Un atome est constitué d'un noyau concentrant plus de 99,9 % de sa masse, autour duquel se distribuent des électrons pour former un nuage 100 000 fois plus étendu que le noyau lui-même. Le volume d'un atome, représenté approximativement par une sphère, est donc essentiellement vide. Le noyau est constitué de protons, chargés positivement, et de neutrons, électriquement neutres ; l' hydrogène fait exception, car le noyau de son isotope 1H, appelé protium, ne contient aucun neutron. Les électrons occupent des orbitales atomiques en interaction avec le noyau via la force électromagnétique, tandis que les nucléons sont maintenus ensemble au sein du noyau par la liaison nucléaire, qui est une manifestation de l' interaction forte. Le nuage électronique est stratifié en niveaux d'énergie quantifiés autour du noyau définissant des couches et des sous-couches électroniques ; les nucléons se répartissent également en couches nucléaires, bien qu'un modèle approché assez commode popularise la structure nucléaire d'après le modèle de la goutte liquide.

Plusieurs atomes peuvent établir des liaisons chimiques entre eux grâce à leurs électrons, et, d'une manière générale, les propriétés chimiques des atomes sont déterminées par leur configuration électronique, laquelle découle du nombre de protons de leur noyau. Ce nombre, appelé numéro atomique, définit un élément chimique.

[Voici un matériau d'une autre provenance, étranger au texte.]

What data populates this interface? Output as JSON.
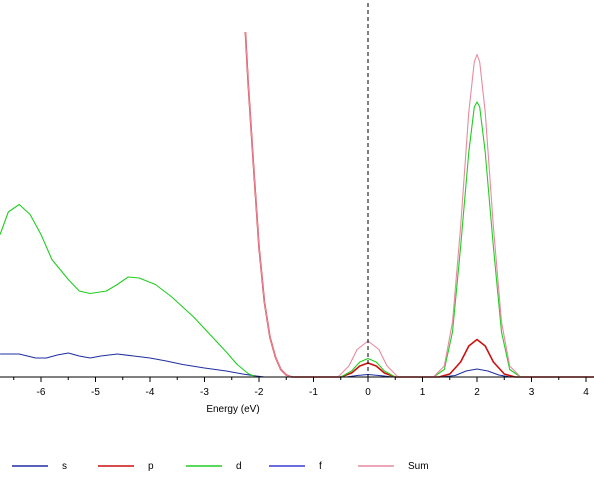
{
  "chart_data": {
    "type": "line",
    "title": "",
    "xlabel": "Energy (eV)",
    "ylabel": "",
    "xlim": [
      -6.75,
      4.15
    ],
    "ylim": [
      0,
      6.9
    ],
    "x_ticks": [
      -6,
      -5,
      -4,
      -3,
      -2,
      -1,
      0,
      1,
      2,
      3,
      4
    ],
    "x_tick_labels": [
      "-6",
      "-5",
      "-4",
      "-3",
      "-2",
      "-1",
      "0",
      "1",
      "2",
      "3",
      "4"
    ],
    "fermi_level": 0,
    "grid": false,
    "legend_position": "bottom",
    "series": [
      {
        "name": "s",
        "color": "#1f2fa0",
        "points": [
          [
            -6.75,
            0.46
          ],
          [
            -6.4,
            0.46
          ],
          [
            -6.1,
            0.38
          ],
          [
            -5.9,
            0.38
          ],
          [
            -5.7,
            0.44
          ],
          [
            -5.5,
            0.48
          ],
          [
            -5.3,
            0.42
          ],
          [
            -5.1,
            0.38
          ],
          [
            -4.9,
            0.42
          ],
          [
            -4.6,
            0.46
          ],
          [
            -4.3,
            0.42
          ],
          [
            -4.0,
            0.38
          ],
          [
            -3.7,
            0.32
          ],
          [
            -3.4,
            0.25
          ],
          [
            -3.0,
            0.18
          ],
          [
            -2.6,
            0.12
          ],
          [
            -2.3,
            0.06
          ],
          [
            -2.05,
            0.02
          ],
          [
            -1.9,
            0.0
          ],
          [
            -0.4,
            0.0
          ],
          [
            -0.2,
            0.03
          ],
          [
            0.0,
            0.05
          ],
          [
            0.2,
            0.03
          ],
          [
            0.45,
            0.0
          ],
          [
            1.35,
            0.0
          ],
          [
            1.6,
            0.03
          ],
          [
            1.8,
            0.12
          ],
          [
            2.0,
            0.16
          ],
          [
            2.2,
            0.12
          ],
          [
            2.4,
            0.04
          ],
          [
            2.6,
            0.0
          ],
          [
            4.15,
            0.0
          ]
        ]
      },
      {
        "name": "p",
        "color": "#cc1010",
        "points": [
          [
            -2.25,
            6.9
          ],
          [
            -2.2,
            5.9
          ],
          [
            -2.1,
            4.2
          ],
          [
            -2.0,
            2.6
          ],
          [
            -1.9,
            1.5
          ],
          [
            -1.8,
            0.8
          ],
          [
            -1.7,
            0.4
          ],
          [
            -1.6,
            0.15
          ],
          [
            -1.5,
            0.04
          ],
          [
            -1.4,
            0.0
          ],
          [
            -0.5,
            0.0
          ],
          [
            -0.3,
            0.08
          ],
          [
            -0.15,
            0.22
          ],
          [
            0.0,
            0.28
          ],
          [
            0.15,
            0.22
          ],
          [
            0.3,
            0.08
          ],
          [
            0.5,
            0.0
          ],
          [
            1.3,
            0.0
          ],
          [
            1.5,
            0.06
          ],
          [
            1.7,
            0.3
          ],
          [
            1.85,
            0.62
          ],
          [
            2.0,
            0.75
          ],
          [
            2.15,
            0.62
          ],
          [
            2.3,
            0.3
          ],
          [
            2.5,
            0.06
          ],
          [
            2.7,
            0.0
          ],
          [
            4.15,
            0.0
          ]
        ]
      },
      {
        "name": "d",
        "color": "#22cc22",
        "points": [
          [
            -6.75,
            2.85
          ],
          [
            -6.6,
            3.3
          ],
          [
            -6.4,
            3.45
          ],
          [
            -6.2,
            3.25
          ],
          [
            -6.0,
            2.85
          ],
          [
            -5.8,
            2.35
          ],
          [
            -5.5,
            1.95
          ],
          [
            -5.3,
            1.72
          ],
          [
            -5.1,
            1.67
          ],
          [
            -4.8,
            1.72
          ],
          [
            -4.6,
            1.85
          ],
          [
            -4.4,
            2.0
          ],
          [
            -4.2,
            1.98
          ],
          [
            -3.9,
            1.85
          ],
          [
            -3.6,
            1.6
          ],
          [
            -3.2,
            1.2
          ],
          [
            -2.9,
            0.85
          ],
          [
            -2.6,
            0.5
          ],
          [
            -2.4,
            0.25
          ],
          [
            -2.2,
            0.07
          ],
          [
            -2.05,
            0.0
          ],
          [
            -0.5,
            0.0
          ],
          [
            -0.3,
            0.12
          ],
          [
            -0.15,
            0.3
          ],
          [
            0.0,
            0.37
          ],
          [
            0.15,
            0.3
          ],
          [
            0.3,
            0.12
          ],
          [
            0.5,
            0.0
          ],
          [
            1.2,
            0.0
          ],
          [
            1.4,
            0.15
          ],
          [
            1.55,
            0.9
          ],
          [
            1.7,
            2.6
          ],
          [
            1.85,
            4.5
          ],
          [
            1.95,
            5.4
          ],
          [
            2.0,
            5.5
          ],
          [
            2.05,
            5.4
          ],
          [
            2.15,
            4.5
          ],
          [
            2.3,
            2.6
          ],
          [
            2.45,
            0.9
          ],
          [
            2.6,
            0.15
          ],
          [
            2.8,
            0.0
          ],
          [
            4.15,
            0.0
          ]
        ]
      },
      {
        "name": "f",
        "color": "#3c3cd8",
        "points": [
          [
            -6.75,
            0.0
          ],
          [
            4.15,
            0.0
          ]
        ]
      },
      {
        "name": "Sum",
        "color": "#e88aa0",
        "points": [
          [
            -2.25,
            6.9
          ],
          [
            -2.2,
            5.9
          ],
          [
            -2.1,
            4.2
          ],
          [
            -2.0,
            2.6
          ],
          [
            -1.9,
            1.5
          ],
          [
            -1.8,
            0.8
          ],
          [
            -1.7,
            0.4
          ],
          [
            -1.6,
            0.15
          ],
          [
            -1.5,
            0.04
          ],
          [
            -1.4,
            0.0
          ],
          [
            -0.55,
            0.0
          ],
          [
            -0.35,
            0.22
          ],
          [
            -0.2,
            0.55
          ],
          [
            0.0,
            0.72
          ],
          [
            0.2,
            0.55
          ],
          [
            0.35,
            0.22
          ],
          [
            0.55,
            0.0
          ],
          [
            1.2,
            0.0
          ],
          [
            1.4,
            0.22
          ],
          [
            1.55,
            1.1
          ],
          [
            1.7,
            3.0
          ],
          [
            1.85,
            5.3
          ],
          [
            1.95,
            6.3
          ],
          [
            2.0,
            6.45
          ],
          [
            2.05,
            6.3
          ],
          [
            2.15,
            5.3
          ],
          [
            2.3,
            3.0
          ],
          [
            2.45,
            1.1
          ],
          [
            2.6,
            0.22
          ],
          [
            2.8,
            0.0
          ],
          [
            4.15,
            0.0
          ]
        ]
      }
    ]
  }
}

Représentation d'un atome d' hélium 4 avec, apparaissant rosé au centre, le noyau atomique et, en dégradé de gris tout autour, le nuage électronique. Le noyau d'hélium 4, agrandi à droite, est formé de deux protons et de deux neutrons.
Sections transversales des premières orbitales de l' atome d'hydrogène, le code de couleurs représentant l' amplitude de probabilité de l'électron.

Histoire du concept d'atome

La notion d'atome est particulièrement bien admise par le grand public, pourtant, paradoxalement, les atomes ne peuvent pas être observés par des moyens optiques et seuls quelques rares physiciens manipulent des atomes isolés. L'atome est donc un modèle essentiellement théorique. Bien que ce modèle ne soit plus aujourd'hui remis en cause, il a beaucoup évolué au cours du temps pour répondre aux exigences des nouvelles théories physiques et rendre compte des résultats expérimentaux obtenus au fil du temps.

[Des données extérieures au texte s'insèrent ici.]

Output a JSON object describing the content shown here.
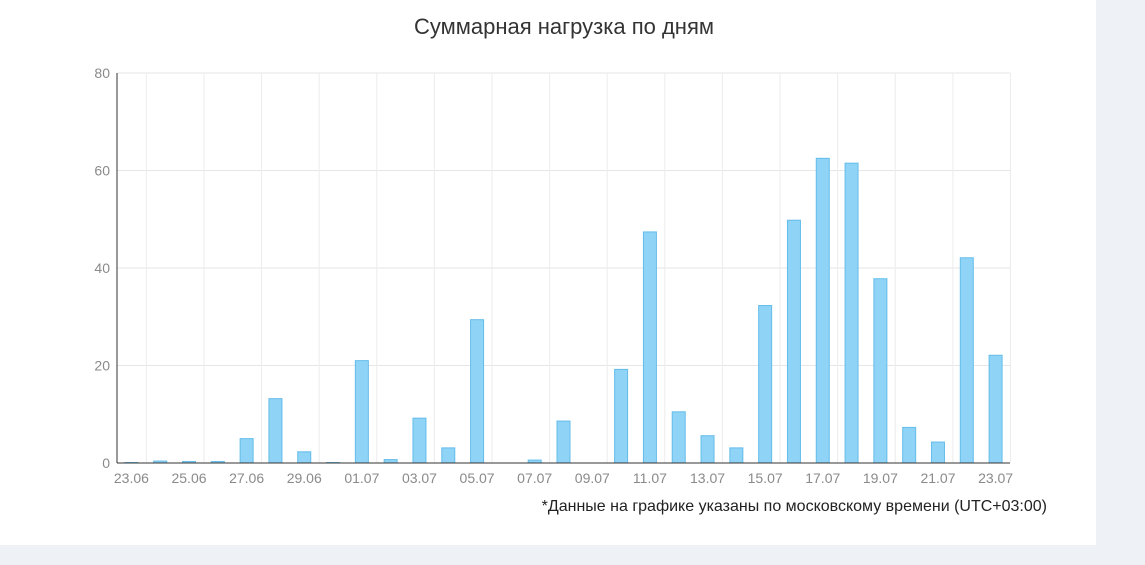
{
  "chart_data": {
    "type": "bar",
    "title": "Суммарная нагрузка по дням",
    "xlabel": "",
    "ylabel": "",
    "ylim": [
      0,
      80
    ],
    "yticks": [
      0,
      20,
      40,
      60,
      80
    ],
    "grid": true,
    "categories": [
      "23.06",
      "24.06",
      "25.06",
      "26.06",
      "27.06",
      "28.06",
      "29.06",
      "30.06",
      "01.07",
      "02.07",
      "03.07",
      "04.07",
      "05.07",
      "06.07",
      "07.07",
      "08.07",
      "09.07",
      "10.07",
      "11.07",
      "12.07",
      "13.07",
      "14.07",
      "15.07",
      "16.07",
      "17.07",
      "18.07",
      "19.07",
      "20.07",
      "21.07",
      "22.07",
      "23.07"
    ],
    "tick_labels": [
      "23.06",
      "25.06",
      "27.06",
      "29.06",
      "01.07",
      "03.07",
      "05.07",
      "07.07",
      "09.07",
      "11.07",
      "13.07",
      "15.07",
      "17.07",
      "19.07",
      "21.07",
      "23.07"
    ],
    "values": [
      0.1,
      0.4,
      0.3,
      0.3,
      5,
      13.2,
      2.3,
      0.1,
      21,
      0.7,
      9.2,
      3.1,
      29.4,
      0,
      0.6,
      8.6,
      0,
      19.2,
      47.4,
      10.5,
      5.6,
      3.1,
      32.3,
      49.8,
      62.5,
      61.5,
      37.8,
      7.3,
      4.3,
      42.1,
      22.1
    ],
    "bar_color": "#8fd3f7",
    "bar_border_color": "#64bde9"
  },
  "footnote": "*Данные на графике указаны по московскому времени (UTC+03:00)"
}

Antiquité : un concept philosophique

Il est probable que plusieurs peuples aient développé la notion de « grain composant la matière », tant ce concept semble évident lorsque l'on morcelle une motte de terre, ou en regardant une dune.
Dans la culture européenne, ce concept apparaît pour la première fois dans la Grèce antique au Ve siècle Ve siècle av. J.-C., chez les philosophes présocratiques, notamment Leucippe, env. 460- 370 av. J.-C., Démocrite et, plus tard, Épicure. La théorie atomiste sera ensuite magnifiquement exposée par le Romain Lucrèce dans son œuvre De rerum natura [2], qui nous est parvenue.

Il s'agit d'une conception du monde qui fait partie de la recherche des principes de la réalité, recherche qui caractérise les premiers philosophes : on suppose que la matière ne peut se diviser indéfiniment, qu'il y a donc une conservation des éléments du monde, qui se transforment ou se combinent selon des processus variés. La décomposition du monde en quatre éléments ( eau, air, terre, feu) peut donc compléter cette thèse. L' atomisme est une solution concurrente, qui naît de l'opposition de l'être et du néant : l'atome est une parcelle d'être qui se conserve éternellement, sans quoi, les choses finiraient par disparaître. Les atomes sont indivisibles ; ils composent la matière comme les lettres composent les mots. Ce fut, sans aucun doute, un tournant philosophique majeur, à l'origine du matérialisme et de la séparation de la science et de la religion. Cependant, même si l' empirisme épicurien tente d'établir cette hypothèse sur des bases scientifiques, l'atome demeure une intuition sans confirmation.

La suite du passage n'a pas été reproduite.